De là, sans doute, son refus opiniâtre et constant de toutes assignations à une identité quelconque, fût-elle artistique ! Et, Jean Claude Moineau constate que Djamel Kokene « hésite toujours à se dire (avec ce que ça a déjà de par trop identitaire) artiste, à se prendre pour un artiste (là où les élèves des écoles d’art n’ont habituellement que trop tendance à se prendre pour des artistes) ». A cet égard, si Harold Rosenberg avait créé.

Le concept de «dé-définition de l’art», Djamel Kokene propose une dé-identification de l’artiste contemporain. Et, les oeuvres de Djamel Kokene témoignent de la volonté de dissoudre les identités, jusqu’à faire disparaître l’ego pour s’ouvrir aux puissances de l’étrange(r) et du collectif. Et, ce souci permanent de construire des projets collectifs et évolutifs, est également relayé plastiquement par une fascination toute derridienne pour les plans, les cartes, etc. Dans la série en cours, «Forms and territories maps » que l’artiste travaille depuis 2012, il donne une consistance esthétique à cette pensée de la complexité, qui est multiple et impersonnelle.
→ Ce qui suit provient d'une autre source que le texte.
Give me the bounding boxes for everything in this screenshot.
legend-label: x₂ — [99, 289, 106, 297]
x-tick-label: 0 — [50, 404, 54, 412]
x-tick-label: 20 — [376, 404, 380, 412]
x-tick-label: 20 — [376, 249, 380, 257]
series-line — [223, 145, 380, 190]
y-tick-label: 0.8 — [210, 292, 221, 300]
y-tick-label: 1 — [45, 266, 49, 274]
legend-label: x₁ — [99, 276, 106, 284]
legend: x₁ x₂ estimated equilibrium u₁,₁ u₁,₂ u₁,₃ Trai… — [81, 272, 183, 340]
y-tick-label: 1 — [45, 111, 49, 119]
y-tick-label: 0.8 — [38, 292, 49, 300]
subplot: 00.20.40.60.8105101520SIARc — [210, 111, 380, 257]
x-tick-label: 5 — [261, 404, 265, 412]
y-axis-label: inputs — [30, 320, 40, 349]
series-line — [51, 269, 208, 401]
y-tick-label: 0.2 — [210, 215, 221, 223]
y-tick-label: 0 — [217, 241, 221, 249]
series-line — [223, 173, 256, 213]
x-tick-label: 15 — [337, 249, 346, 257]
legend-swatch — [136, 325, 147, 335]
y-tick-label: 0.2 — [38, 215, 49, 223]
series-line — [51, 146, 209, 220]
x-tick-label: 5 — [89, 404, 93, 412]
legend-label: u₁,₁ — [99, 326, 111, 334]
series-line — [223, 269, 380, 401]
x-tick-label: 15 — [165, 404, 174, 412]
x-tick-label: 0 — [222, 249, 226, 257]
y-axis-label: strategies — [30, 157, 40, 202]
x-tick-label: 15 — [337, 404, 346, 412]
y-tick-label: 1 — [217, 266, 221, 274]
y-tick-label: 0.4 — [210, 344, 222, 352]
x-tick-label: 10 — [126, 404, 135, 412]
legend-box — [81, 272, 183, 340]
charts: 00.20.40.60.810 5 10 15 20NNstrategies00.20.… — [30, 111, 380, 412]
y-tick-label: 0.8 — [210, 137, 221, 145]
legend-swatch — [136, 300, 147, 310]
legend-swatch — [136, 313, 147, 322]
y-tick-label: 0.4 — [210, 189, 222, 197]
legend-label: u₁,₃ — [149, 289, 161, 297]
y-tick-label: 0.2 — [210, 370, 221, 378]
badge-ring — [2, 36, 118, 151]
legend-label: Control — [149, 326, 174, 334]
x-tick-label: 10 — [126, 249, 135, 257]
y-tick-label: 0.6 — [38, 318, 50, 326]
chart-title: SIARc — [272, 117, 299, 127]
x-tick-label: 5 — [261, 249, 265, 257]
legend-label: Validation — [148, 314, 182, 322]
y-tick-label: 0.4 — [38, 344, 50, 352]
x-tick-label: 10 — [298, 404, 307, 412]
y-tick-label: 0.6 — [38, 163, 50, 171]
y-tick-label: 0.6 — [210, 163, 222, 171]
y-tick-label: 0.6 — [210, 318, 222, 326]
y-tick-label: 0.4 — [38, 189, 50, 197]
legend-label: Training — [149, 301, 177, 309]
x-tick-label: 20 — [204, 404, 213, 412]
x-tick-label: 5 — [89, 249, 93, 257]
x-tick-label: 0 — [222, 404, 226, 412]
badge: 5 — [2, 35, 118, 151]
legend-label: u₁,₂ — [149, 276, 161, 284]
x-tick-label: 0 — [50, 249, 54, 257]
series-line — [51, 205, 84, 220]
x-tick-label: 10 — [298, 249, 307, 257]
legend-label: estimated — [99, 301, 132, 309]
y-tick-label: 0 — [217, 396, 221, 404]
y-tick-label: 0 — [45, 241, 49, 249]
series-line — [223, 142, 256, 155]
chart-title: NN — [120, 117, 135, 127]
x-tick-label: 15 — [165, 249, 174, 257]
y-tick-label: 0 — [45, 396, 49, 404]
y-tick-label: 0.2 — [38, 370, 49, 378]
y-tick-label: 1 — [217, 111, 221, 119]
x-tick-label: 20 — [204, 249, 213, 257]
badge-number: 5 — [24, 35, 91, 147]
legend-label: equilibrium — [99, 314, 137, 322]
Les « déserts » semblent se découvrir à la surface d’un sol indéfiniment réinventé, sur lequel la pensée, mouvante, aléatoire crée une carte de sable, un nuancier, à l’image d’un monde de devenirs et de mouvements, d’un « plurivers », dont la configuration forcément mobile est ici relancée selon des lignes elles-mêmes multiples.

Djamel Kokene participe en cela à l’effort de la pensée contemporaine (celle de Derrida et de Deleuze notamment) pour redessiner les répartitions habituelles à la mise en ordre occidentale ( proche/ lointain, fermé/ ouvert, occident/orient ). L’art rejoint alors la philosophie pour tracer les lignes étranges de nouvelles cartes, celles d’un monde et d’une pensée indéfinis, disséminés, ouverts.